Chiara (russkava yazikà!)




~



Al di là dell'ampio vestito bianco che la impaccia, dei guanti in seta che la isolano da ogni sensazione tattile e che le filtrano il mondo attraverso stoffa e cuciture, Delia inizia a sentire l'aria mancarle. Un tremolante flûte nella destra a sviare l'attenzione, mentre la mano sinistra scende sul ventre, dove il corpetto le fascia il torace e termina a punta proprio lì, verso la sua femminilità che è, in qualche modo, la vera protagonista della serata. Sara Lascaris, sua compagna di studi in collegio a Roma, fa il proprio debutto in società in una freddissima sera di Dicembre e, con lei, quindici fiori della gioventù piemontese vengono trascinati nel gelo degli abiti scollati, dei gioielli freddissimi, dei velluti leggeri, per esporre se stessi agli eroi monchi ed orbi di una nazione. È il 1862: una nobiltà spaesata tenta di sorridere al fluire di un nuovo corso che la trascinerà verso un disadattamento che sarà la sua personalissima rovina. Hanno detto addio alla corona con l'euforia di un'amante che si crede indipendente, ma ora, nemmeno un anno dopo, una nostalgia insinuante si è annidata in fondo ai loro pensieri, e i calici si libano, ma a fatica l'acclamazione al Re! viene respinta in fondo alla gola. Delia è giovane, ha 18 anni, e ha vissuto già una decadenza che, senza intristirla, l'ha lasciata orfana di non sa chi e cosa.

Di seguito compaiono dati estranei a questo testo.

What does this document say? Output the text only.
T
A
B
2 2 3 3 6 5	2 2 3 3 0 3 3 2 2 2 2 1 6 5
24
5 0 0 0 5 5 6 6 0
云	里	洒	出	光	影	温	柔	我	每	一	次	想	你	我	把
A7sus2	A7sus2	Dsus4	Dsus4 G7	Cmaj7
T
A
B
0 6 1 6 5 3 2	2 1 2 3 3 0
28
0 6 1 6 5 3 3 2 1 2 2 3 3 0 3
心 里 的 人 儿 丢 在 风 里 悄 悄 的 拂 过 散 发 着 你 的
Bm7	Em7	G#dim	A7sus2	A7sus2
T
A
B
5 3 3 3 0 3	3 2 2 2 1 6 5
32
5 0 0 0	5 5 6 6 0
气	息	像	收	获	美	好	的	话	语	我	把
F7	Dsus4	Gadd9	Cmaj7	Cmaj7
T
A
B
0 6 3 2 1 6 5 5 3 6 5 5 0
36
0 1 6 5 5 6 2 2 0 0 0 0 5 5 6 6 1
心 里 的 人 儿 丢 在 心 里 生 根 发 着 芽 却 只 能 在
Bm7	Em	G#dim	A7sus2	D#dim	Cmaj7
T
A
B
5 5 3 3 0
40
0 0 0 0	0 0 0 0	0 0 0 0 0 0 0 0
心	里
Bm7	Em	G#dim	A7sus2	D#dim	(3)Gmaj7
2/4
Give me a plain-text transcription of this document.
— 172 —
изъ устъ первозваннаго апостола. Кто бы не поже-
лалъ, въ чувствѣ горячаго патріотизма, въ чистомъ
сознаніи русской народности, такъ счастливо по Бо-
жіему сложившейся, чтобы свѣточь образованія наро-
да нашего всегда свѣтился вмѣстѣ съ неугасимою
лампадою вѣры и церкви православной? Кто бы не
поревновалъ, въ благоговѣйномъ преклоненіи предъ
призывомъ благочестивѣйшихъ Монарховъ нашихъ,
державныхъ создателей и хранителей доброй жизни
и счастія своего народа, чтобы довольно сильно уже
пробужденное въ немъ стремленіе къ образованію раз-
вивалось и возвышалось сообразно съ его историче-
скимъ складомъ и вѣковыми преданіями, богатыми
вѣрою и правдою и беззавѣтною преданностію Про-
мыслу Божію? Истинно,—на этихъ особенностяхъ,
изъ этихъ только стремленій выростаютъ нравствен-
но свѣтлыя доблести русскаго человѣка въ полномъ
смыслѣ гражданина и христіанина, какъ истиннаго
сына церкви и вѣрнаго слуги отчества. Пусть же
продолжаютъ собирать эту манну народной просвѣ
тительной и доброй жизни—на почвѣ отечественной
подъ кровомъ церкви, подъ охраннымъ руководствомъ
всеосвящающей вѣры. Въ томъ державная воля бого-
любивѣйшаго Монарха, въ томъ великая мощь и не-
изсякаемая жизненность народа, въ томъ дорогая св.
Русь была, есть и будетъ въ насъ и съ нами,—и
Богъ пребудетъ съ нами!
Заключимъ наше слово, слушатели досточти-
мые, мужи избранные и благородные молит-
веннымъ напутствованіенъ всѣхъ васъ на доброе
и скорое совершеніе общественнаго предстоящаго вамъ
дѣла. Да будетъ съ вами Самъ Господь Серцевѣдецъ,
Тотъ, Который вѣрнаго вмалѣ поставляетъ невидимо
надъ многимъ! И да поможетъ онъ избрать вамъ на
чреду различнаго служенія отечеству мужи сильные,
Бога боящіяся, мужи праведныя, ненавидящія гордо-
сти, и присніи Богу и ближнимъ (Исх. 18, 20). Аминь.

Oltre le ampie vetrate, la neve continua a cadere. Si chiede se mai il nascondino tra lei e quella cosa fredda e bianca avrà fine, un giorno. Qualche ora fa, mentre Martino la conduceva per le strade di una Torino illuminata ed umida, i fiocchi li hanno sorpresi appena un attimo dopo che entrassero nel cortile di palazzo Lascaris: Delia inizia a pensare di esser nata roppo sud per comprendere quel mistero schiumoso. E che la neve sapeva essere una divinità rispettosa finché il suo atteggiamento restava distante.
Aveva ballato una quadriglia francese e due valzer prima che Sara la togliesse dal Colosseo che era la sala da ballo, per gettarla nella fossa delle presentazioni: in quanto presunta migliore amica di Sara, a Delia spettava il compito di inchinarsi e lasciare che il proprio guanto venisse a malapena sfiorato dalle labbra del parentado. Vennero ammirato i boccoli scuri, la fronte alta e il portamento eretto ("...so che le suore Orsoline costringono le ragazze a camminare con delle stecche di legno alla schiena. Se è vero, si vedono i risultati, mia cara...") senza tralasciare di mettere in evidenza i piccoli difetti la cui assenza avrebbe fatto sfigurare Sara. Delia ringrazia sorridendo pensosa e agitando il ventaglio di pizzo bianco, spendendo qualche parola sulla sua Roma, distante e cristallina nell'aria invernale, e che sa pulita da una pioggia continua che  baratterebbe volentieri con la neve che si accumula sulle balconate del palazzo. Si avvicina alla finestra e sente il gelo che il vetro non riesce a trattenere e semplicemente non capisce come quel candore possa farle rizzare i peli sulla nuca e farla rabbrividire quando i caminetti inondano le sale di luce e calore, e le centinaia di persone sembrano respirare un'aria che pare fuoco. Quasi ha voglia di gridare ai musicisti di smettere di suonare, di fermare gli archi sulle corde affinché lei possa appoggiare l'orecchio alla finestra e sentire se, in qualche modo, la neve ha un suono quando cade.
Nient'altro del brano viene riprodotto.